I’ve started to do some temp work to tide me over while I continue looking for a permanent position. I’m not a complete newbie to temping. I did temp in the holidays during my uni days but I was always rather unfortunate with the placements they sent me on. It was partly my own fault because I told them I was happy to do anything, just thinking that would help me get more placements and earn that bit extra while I had the time, but in reality that meant doing all the jobs no one else wanted to do… So I found myself cleaning the toilets at one of the local call centres, scrubbing out the walk-in freezer at the Aldi warehouse, and de-greasing pans in the kitchen at a psychiatric home.

This time round I’m strictly admin.

So last week I was a receptionist at a powder coating production company, this week I’m a payroll cleric. It makes a change from sitting at home doing freelance work and writing job applications. I meet some new people and get to try out a few different skills. Although so far the highlight (or lowlight is maybe more fitting) of the payroll gig has been the lock breaking while I was in the loo and me getting trapped in there and having to clamber over the cubicle wall to escape. I got covered in dust but luckily everyone saw the funny side of it rather than just thinking I was a freak! Either way I’m not going to be using that toilet cubicle again any time soon!

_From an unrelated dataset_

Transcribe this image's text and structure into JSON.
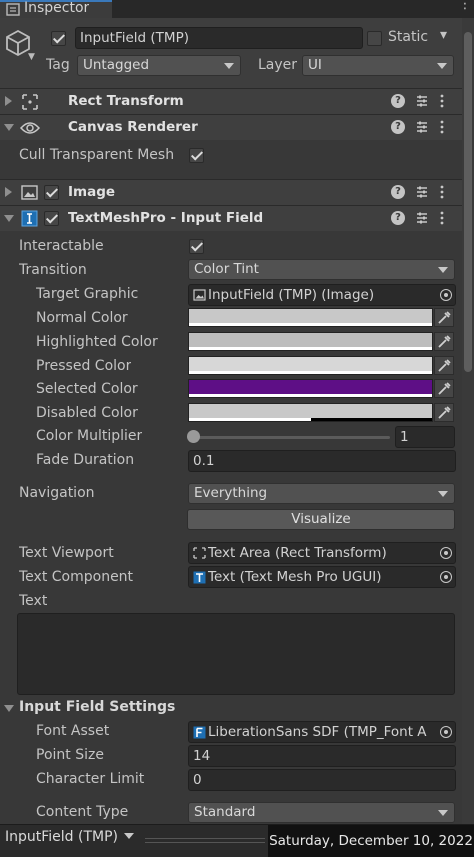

Temp work appeals because it lets me try out a few different jobs without committing. My biggest fear of working in Darlington, my hometown, is that I’ll get stuck here. It was my decision to come home after living in Berlin for several years but when I made that decision, I really didn’t think it would be that long until I found a job I liked and moved on again somewhere else. I never saw a future for myself in Darlington and I still don’t now… the longer I’m here though, the more I wonder if I will make it out this time. I know it’s my decision in the end but I also want the right opportunity to arise that will give me a reason to move on to the next place. I know my wants and realities are different things and maybe there’s only ever a selection of different opportunities rather than a right one. Still I’ll temp for a bit longer (avoiding dodgy looking locks on toilet doors) and hope a more favourable opportunity comes a-knocking soon.